With the theme of this year’s WorldSkills event being ‘Mental Strength’, it is important to draw attention to the benefits events like this can provide. Former SkillFRIDGE competitor, Chris Baillie, acted as a judge at this year’s competition, he noted: “This competition changed my life.”
He continued: “I used to suffer from quite bad anxiety, I even used to get sick before competing, but through this competition I was able to improve my confidence and communication skills, as well as my skills within the sector. I like being a judge now because I know what they are going through, I’ve been through it. Knowing what competing did for me, along with the support and help I received from the judges, is what really motivated me to keep participating.
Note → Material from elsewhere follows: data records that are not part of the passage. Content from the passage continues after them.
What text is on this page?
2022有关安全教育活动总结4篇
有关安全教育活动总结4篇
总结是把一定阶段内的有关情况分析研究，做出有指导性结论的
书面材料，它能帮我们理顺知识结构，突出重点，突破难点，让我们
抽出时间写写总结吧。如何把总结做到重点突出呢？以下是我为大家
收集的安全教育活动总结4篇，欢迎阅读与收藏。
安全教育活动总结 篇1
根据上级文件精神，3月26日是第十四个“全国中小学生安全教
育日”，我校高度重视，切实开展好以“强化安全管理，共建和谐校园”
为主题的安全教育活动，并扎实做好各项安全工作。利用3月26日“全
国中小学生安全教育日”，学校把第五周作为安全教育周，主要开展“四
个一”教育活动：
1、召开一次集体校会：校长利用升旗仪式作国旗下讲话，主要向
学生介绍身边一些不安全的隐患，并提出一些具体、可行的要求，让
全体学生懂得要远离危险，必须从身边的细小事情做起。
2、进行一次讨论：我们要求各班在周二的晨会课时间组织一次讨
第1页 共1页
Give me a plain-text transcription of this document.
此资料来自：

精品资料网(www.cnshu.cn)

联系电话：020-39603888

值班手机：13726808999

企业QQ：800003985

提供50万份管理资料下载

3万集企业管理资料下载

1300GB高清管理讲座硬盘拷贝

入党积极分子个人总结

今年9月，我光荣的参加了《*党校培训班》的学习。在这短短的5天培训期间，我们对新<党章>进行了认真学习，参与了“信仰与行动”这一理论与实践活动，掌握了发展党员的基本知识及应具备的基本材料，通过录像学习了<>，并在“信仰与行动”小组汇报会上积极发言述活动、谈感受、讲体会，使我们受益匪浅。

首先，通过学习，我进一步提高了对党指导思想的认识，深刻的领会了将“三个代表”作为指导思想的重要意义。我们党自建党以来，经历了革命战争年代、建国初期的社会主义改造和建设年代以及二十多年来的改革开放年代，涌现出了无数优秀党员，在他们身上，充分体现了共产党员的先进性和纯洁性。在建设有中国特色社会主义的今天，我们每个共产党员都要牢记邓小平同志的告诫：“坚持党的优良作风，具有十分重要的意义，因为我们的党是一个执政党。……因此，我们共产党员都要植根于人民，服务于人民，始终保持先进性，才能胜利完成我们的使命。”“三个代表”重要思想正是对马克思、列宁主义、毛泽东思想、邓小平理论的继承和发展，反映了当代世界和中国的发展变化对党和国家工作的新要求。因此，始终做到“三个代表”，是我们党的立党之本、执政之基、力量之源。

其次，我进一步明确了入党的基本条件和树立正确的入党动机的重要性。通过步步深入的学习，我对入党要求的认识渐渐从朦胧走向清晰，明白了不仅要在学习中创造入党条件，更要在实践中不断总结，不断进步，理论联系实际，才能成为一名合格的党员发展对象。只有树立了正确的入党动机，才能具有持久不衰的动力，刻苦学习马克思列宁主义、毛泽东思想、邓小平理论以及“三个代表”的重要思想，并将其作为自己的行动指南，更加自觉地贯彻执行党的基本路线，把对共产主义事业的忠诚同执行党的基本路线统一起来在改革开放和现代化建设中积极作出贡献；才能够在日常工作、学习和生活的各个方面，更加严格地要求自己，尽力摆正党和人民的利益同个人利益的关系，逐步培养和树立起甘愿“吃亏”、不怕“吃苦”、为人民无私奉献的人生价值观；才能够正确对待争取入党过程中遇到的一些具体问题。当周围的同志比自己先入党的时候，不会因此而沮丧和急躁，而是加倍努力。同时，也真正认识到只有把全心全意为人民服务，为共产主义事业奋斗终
I like the idea that I can give that back to the younger generation.”
Following the two days of competition and Saturday’s feature task, the Gold medal was awarded to Sidney Copus, Bath College Apprentice with Space Engineering, certifying him as the SkillFRIDGE Champion of 2019. He commented:
“I’m feeling very happy about my win and extremely relieved. After coming top in the regionals, I felt quite a bit of pressure to get a win in the finals and the step up in difficulty was a bit of a surprise. The win’s given me a little confidence boost, but the biggest thing about it for me is all the support and messages I’ve got from my lecturers, colleagues and friends. Everyone has been really supportive the whole way through and I’m glad to be able to win it for Space and Bath College!”
Ben Wilson of Knights Engineers claimed Silver and Joshua Collins of JD Cooling came away with the Bronze.
In preparing for the competition and keeping cool under pressure, Silver medallist Ben commented that:
“I just made sure I was healthy and drinking enough water, concentrating on the task ahead. It was a challenging but great week; I would do it again in a heartbeat.”
He also noted his passion for the industry, saying: “I love that in that you come across new things every day and you never get bored. There’s always more to learn and you get as much out of it as you put in in.”
Mr Dunn added in response to the results of the competition: “On behalf of TCUK congratulations to all those who took part in this year’s competition. As the industry’s national event, it takes a high level of skill, determination and composure to make it through to the finals, and this year was no exception. My warmest congratulations to Sidney on becoming the UK’s SkillFRIDGE champion 2019. We wish you all success for your future career.”
With the current skills crisis occurring in the UK competitions and events like WorldSkills UK are more important than ever. Encouraging young people to pursue careers within engineering industries should be one of the top priorities for schools, as well as the government as the political environment changes.